Gagasan Dongeng-Lagu Nuswantara bergulir dan mewujud menjadi sebentuk pementasan kolaborasi yang merefleksikan situasi sosial, budaya dan politik negeri ini.
Masyarakat fiksi
“Pada tahun 1950-1960-an kita memiliki lagu-lagu melayu melodrama melayu yang kemudian disusul dengan lagu dangdut pada era 1980-an. Berikutnya, kita memasuki era bioskop, sebuah dunia melodrama yang lebih besar yang hanya menawarkan hitam dan putih serta cerita-cerita fiksi. Film menciptakan masyarakat fiksi yang tidak mempedulikan fakta dan data. Dari dulu, masyarakat kita memang seperti itu sehingga tidak heran jika sekarang banyak merebak berita-berita hoaks,” ujar Garin.
Menurut Garin, kita sekarang tumbuh dalam budaya fiksi. Karena itu tak heran jika banyak orang Indonesia suka menonton sinema yang penuh dengan rekaan, mereka suka pergi ke bioskop. Dari sinilah, Garin mengajak audiens untuk bersama-sama menyanyikan lagu “Malam Minggu” karya Bing Slamet.

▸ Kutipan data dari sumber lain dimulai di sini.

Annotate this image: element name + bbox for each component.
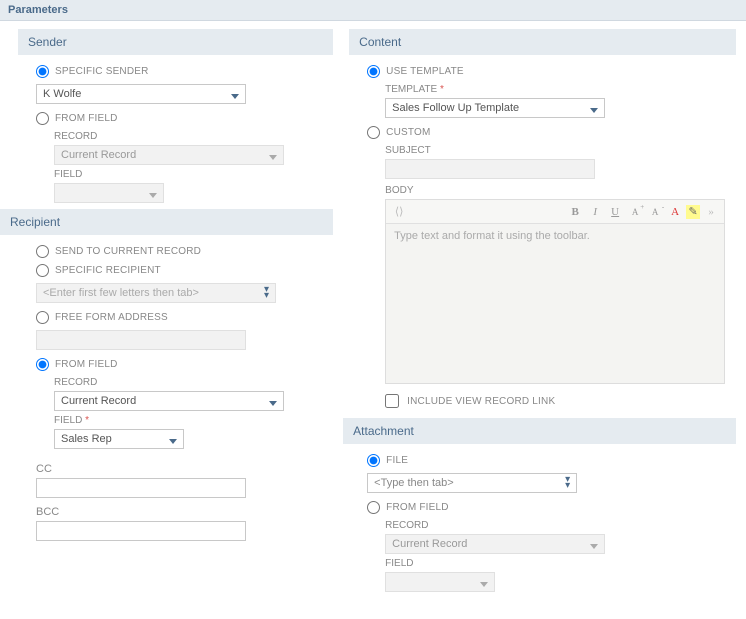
template-select[interactable]: Sales Follow Up Template — [385, 98, 605, 118]
attachment-field-select — [385, 572, 495, 592]
attachment-record-value: Current Record — [392, 538, 467, 550]
recipient-specific-label: SPECIFIC RECIPIENT — [55, 265, 161, 276]
body-editor: ⟨⟩ B I U A A A ✎ » Type text and format … — [385, 199, 725, 384]
sender-fromfield-label: FROM FIELD — [55, 113, 118, 124]
caret-down-icon — [169, 435, 177, 443]
sender-specific-radio[interactable] — [36, 65, 49, 78]
underline-button[interactable]: U — [606, 203, 624, 221]
attachment-field-label: FIELD — [385, 558, 736, 569]
expand-toolbar-button[interactable]: » — [702, 203, 720, 221]
sender-specific-value: K Wolfe — [43, 88, 81, 100]
recipient-header: Recipient — [0, 209, 333, 235]
recipient-current-label: SEND TO CURRENT RECORD — [55, 246, 201, 257]
body-label: BODY — [385, 185, 736, 196]
page-title: Parameters — [0, 0, 746, 21]
sender-header: Sender — [18, 29, 333, 55]
recipient-fromfield-label: FROM FIELD — [55, 359, 118, 370]
double-caret-icon: ▾▾ — [264, 287, 269, 299]
recipient-field-value: Sales Rep — [61, 433, 112, 445]
sender-record-select: Current Record — [54, 145, 284, 165]
caret-down-icon — [269, 151, 277, 159]
rte-toolbar: ⟨⟩ B I U A A A ✎ » — [386, 200, 724, 224]
cc-label: CC — [36, 463, 333, 475]
caret-down-icon — [590, 104, 598, 112]
recipient-specific-placeholder: <Enter first few letters then tab> — [43, 287, 199, 299]
recipient-current-radio[interactable] — [36, 245, 49, 258]
attachment-file-radio[interactable] — [367, 454, 380, 467]
recipient-field-label: FIELD — [54, 415, 333, 426]
template-label: TEMPLATE — [385, 84, 736, 95]
sender-specific-label: SPECIFIC SENDER — [55, 66, 149, 77]
source-icon[interactable]: ⟨⟩ — [390, 203, 408, 221]
caret-down-icon — [149, 189, 157, 197]
attachment-file-select[interactable]: <Type then tab> ▾▾ — [367, 473, 577, 493]
font-decrease-button[interactable]: A — [646, 203, 664, 221]
content-header: Content — [349, 29, 736, 55]
double-caret-icon: ▾▾ — [565, 477, 570, 489]
caret-down-icon — [590, 540, 598, 548]
body-placeholder: Type text and format it using the toolba… — [386, 224, 724, 248]
recipient-record-select[interactable]: Current Record — [54, 391, 284, 411]
attachment-record-select: Current Record — [385, 534, 605, 554]
recipient-record-label: RECORD — [54, 377, 333, 388]
sender-record-value: Current Record — [61, 149, 136, 161]
recipient-freeform-label: FREE FORM ADDRESS — [55, 312, 168, 323]
recipient-record-value: Current Record — [61, 395, 136, 407]
content-template-radio[interactable] — [367, 65, 380, 78]
recipient-fromfield-radio[interactable] — [36, 358, 49, 371]
content-template-label: USE TEMPLATE — [386, 66, 464, 77]
caret-down-icon — [269, 397, 277, 405]
attachment-fromfield-label: FROM FIELD — [386, 502, 449, 513]
include-link-label: INCLUDE VIEW RECORD LINK — [407, 396, 555, 407]
bold-button[interactable]: B — [566, 203, 584, 221]
subject-input — [385, 159, 595, 179]
highlight-button[interactable]: ✎ — [686, 205, 700, 219]
bcc-input[interactable] — [36, 521, 246, 541]
caret-down-icon — [480, 578, 488, 586]
cc-input[interactable] — [36, 478, 246, 498]
recipient-specific-select: <Enter first few letters then tab> ▾▾ — [36, 283, 276, 303]
attachment-fromfield-radio[interactable] — [367, 501, 380, 514]
caret-down-icon — [231, 90, 239, 98]
recipient-freeform-radio[interactable] — [36, 311, 49, 324]
attachment-file-label: FILE — [386, 455, 408, 466]
content-custom-label: CUSTOM — [386, 127, 430, 138]
recipient-specific-radio[interactable] — [36, 264, 49, 277]
include-link-checkbox[interactable] — [385, 394, 399, 408]
text-color-button[interactable]: A — [666, 203, 684, 221]
sender-specific-select[interactable]: K Wolfe — [36, 84, 246, 104]
sender-fromfield-radio[interactable] — [36, 112, 49, 125]
font-increase-button[interactable]: A — [626, 203, 644, 221]
attachment-file-placeholder: <Type then tab> — [374, 477, 454, 489]
subject-label: SUBJECT — [385, 145, 736, 156]
sender-record-label: RECORD — [54, 131, 333, 142]
sender-field-select — [54, 183, 164, 203]
recipient-freeform-input — [36, 330, 246, 350]
italic-button[interactable]: I — [586, 203, 604, 221]
bcc-label: BCC — [36, 506, 333, 518]
recipient-field-select[interactable]: Sales Rep — [54, 429, 184, 449]
content-custom-radio[interactable] — [367, 126, 380, 139]
sender-field-label: FIELD — [54, 169, 333, 180]
attachment-record-label: RECORD — [385, 520, 736, 531]
attachment-header: Attachment — [343, 418, 736, 444]
template-value: Sales Follow Up Template — [392, 102, 519, 114]
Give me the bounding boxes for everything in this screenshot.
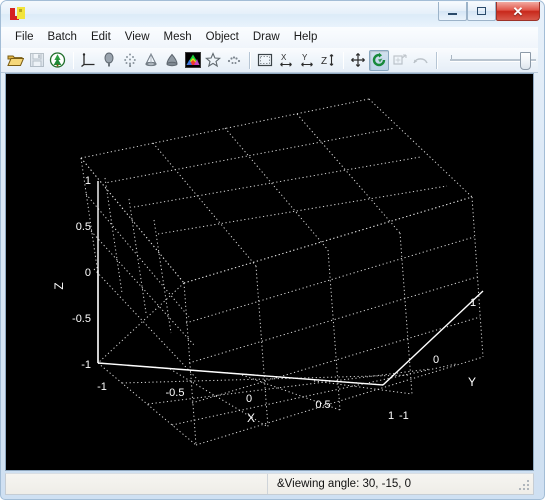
menu-item-object[interactable]: Object bbox=[199, 29, 246, 46]
z-tick-label: 1 bbox=[85, 175, 91, 187]
toolbar-separator bbox=[435, 51, 438, 69]
z-tick-label: -1 bbox=[81, 359, 91, 371]
y-tick-label: -1 bbox=[399, 410, 409, 422]
z-tick-label: 0.5 bbox=[76, 221, 91, 233]
bounding-box-icon bbox=[257, 52, 273, 68]
bounding-box-button[interactable] bbox=[255, 50, 275, 71]
z-tick-label: 0 bbox=[85, 267, 91, 279]
x-tick-label: 1 bbox=[388, 410, 394, 422]
wireframe-cone-button[interactable] bbox=[141, 50, 161, 71]
solid-cone-icon bbox=[164, 52, 180, 68]
colormap-icon bbox=[184, 52, 201, 68]
zoom-slider-thumb[interactable] bbox=[520, 52, 532, 70]
y-tick-label: 1 bbox=[470, 297, 476, 309]
menu-item-file[interactable]: File bbox=[8, 29, 41, 46]
minimize-icon bbox=[439, 2, 466, 20]
status-pane-left bbox=[6, 474, 268, 494]
y-axis-label: Y bbox=[468, 375, 476, 389]
y-axis-icon: Y bbox=[299, 52, 315, 68]
point-cloud-button[interactable] bbox=[120, 50, 140, 71]
close-icon: ✕ bbox=[512, 3, 524, 19]
z-tick-label: -0.5 bbox=[72, 313, 91, 325]
zoom-slider[interactable] bbox=[448, 51, 538, 70]
scatter-button[interactable] bbox=[224, 50, 244, 71]
x-axis-icon: X bbox=[278, 52, 294, 68]
x-axis-view-button[interactable]: X bbox=[276, 50, 296, 71]
minimize-button[interactable] bbox=[438, 2, 467, 21]
close-button[interactable]: ✕ bbox=[496, 2, 540, 21]
status-bar: &Viewing angle: 30, -15, 0 bbox=[5, 473, 534, 495]
tree-object-button[interactable] bbox=[99, 50, 119, 71]
colormap-button[interactable] bbox=[183, 50, 203, 71]
x-tick-label: -0.5 bbox=[166, 387, 185, 399]
menu-item-help[interactable]: Help bbox=[287, 29, 325, 46]
svg-text:Y: Y bbox=[302, 53, 308, 62]
status-message: &Viewing angle: 30, -15, 0 bbox=[277, 478, 412, 490]
z-axis-icon: Z bbox=[320, 52, 336, 68]
menu-item-draw[interactable]: Draw bbox=[246, 29, 287, 46]
star-icon bbox=[205, 52, 222, 68]
plot-canvas: 1 0.5 0 -0.5 -1 Z -1 -0.5 0 0.5 1 X 1 0 … bbox=[6, 74, 533, 470]
toolbar-separator bbox=[342, 51, 345, 69]
save-file-button[interactable] bbox=[27, 50, 47, 71]
menu-item-batch[interactable]: Batch bbox=[41, 29, 84, 46]
x-tick-label: -1 bbox=[97, 381, 107, 393]
maximize-button[interactable] bbox=[467, 2, 496, 21]
wireframe-cone-icon bbox=[143, 52, 159, 68]
x-tick-label: 0.5 bbox=[315, 399, 330, 411]
open-file-button[interactable] bbox=[6, 50, 26, 71]
globe-tree-button[interactable] bbox=[48, 50, 68, 71]
toolbar: X Y Z bbox=[1, 48, 538, 73]
globe-tree-icon bbox=[49, 52, 66, 68]
menu-item-edit[interactable]: Edit bbox=[84, 29, 118, 46]
toolbar-separator bbox=[249, 51, 252, 69]
solid-cone-button[interactable] bbox=[162, 50, 182, 71]
y-axis-view-button[interactable]: Y bbox=[297, 50, 317, 71]
tree-object-icon bbox=[101, 52, 117, 68]
point-cloud-icon bbox=[122, 52, 138, 68]
axes-icon bbox=[80, 52, 97, 68]
menu-bar: File Batch Edit View Mesh Object Draw He… bbox=[1, 27, 538, 48]
x-axis-label: X bbox=[247, 411, 255, 425]
application-window: ✕ File Batch Edit View Mesh Object Draw … bbox=[0, 0, 545, 500]
svg-text:X: X bbox=[281, 53, 287, 62]
title-bar[interactable]: ✕ bbox=[1, 1, 540, 27]
pan-icon bbox=[350, 52, 366, 68]
zoom-button[interactable] bbox=[390, 50, 410, 71]
rotate-button[interactable] bbox=[369, 49, 390, 71]
zoom-slider-tick bbox=[450, 55, 452, 59]
menu-item-view[interactable]: View bbox=[118, 29, 157, 46]
open-file-icon bbox=[7, 52, 25, 68]
save-file-icon bbox=[29, 52, 45, 68]
undo-view-button[interactable] bbox=[411, 50, 431, 71]
z-axis-view-button[interactable]: Z bbox=[318, 50, 338, 71]
x-tick-label: 0 bbox=[246, 393, 252, 405]
menu-item-mesh[interactable]: Mesh bbox=[157, 29, 199, 46]
z-axis-label: Z bbox=[52, 282, 66, 289]
scatter-icon bbox=[226, 52, 242, 68]
resize-grip-icon[interactable] bbox=[519, 480, 530, 491]
viewport-3d[interactable]: 1 0.5 0 -0.5 -1 Z -1 -0.5 0 0.5 1 X 1 0 … bbox=[5, 73, 534, 471]
toolbar-separator bbox=[72, 51, 75, 69]
ls-logo-icon bbox=[9, 6, 26, 22]
axes-button[interactable] bbox=[78, 50, 98, 71]
pan-button[interactable] bbox=[348, 50, 368, 71]
svg-text:Z: Z bbox=[321, 56, 327, 67]
y-tick-label: 0 bbox=[433, 354, 439, 366]
maximize-icon bbox=[468, 2, 495, 20]
undo-view-icon bbox=[412, 52, 429, 68]
zoom-icon bbox=[392, 52, 408, 68]
rotate-icon bbox=[371, 52, 387, 68]
star-button[interactable] bbox=[204, 50, 224, 71]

Memasuki era budaya pop, konstelasi musik nasional semakin berkembang lebih kaya. Di dalam negeri bermunculan grup-grup band ternama salah satunya Koes Plus. Lagu “Bis Sekolah” Koes Plus akhirnya dinyanyikan bersama-sama dengan alunan musik yang rancak.
Dongeng-Lagu Nuswantara bergulir secara kronologis. Memasuki era pasca 1970-an, Eros Djarot menciptakan lagu “Badai Pasti Berlalu” pada 1977 menandai film legendaris karya Teguh Karya “Badai Pasti Berlalu” yang kemudian pada dipopulerkan kembali oleh Chrisye pada 1999 dan Ari Lasso pada 2007.
Dalam Dongeng-Lagu Nuswantara tersebut, Garin dan rekan-rekannya mencoba menyuguhkan paradoks demokrasi Indonesia. Sebuah paradoks demokrasi yang bertumbuh dalam budaya tontonan lewat opera sabun di televisi, menjadikan lahirnya masyarakat melodrama yang sudah tumbuh sejak awal Indonesia mengonsumsi media informasi komunikasi awal pada abad ke-20.
Dalam Dongeng-Lagu Nuswantara tersebut, Garin dan rekan-rekannya mencoba menyuguhkan paradoks demokrasi Indonesia.
Masyarakat kita tidak tumbuh dalam kultur data dan fakta, namun kultur bercerita penuh konflik, vulgar, dan hitam putih. Menurut Garin, kultur melodrama ini bertumbuh dari generasi televisi dan terus berkembang dalam pegas teknokapitalis digital yang dipegang di tangan setiap warga berupa telepon pintar.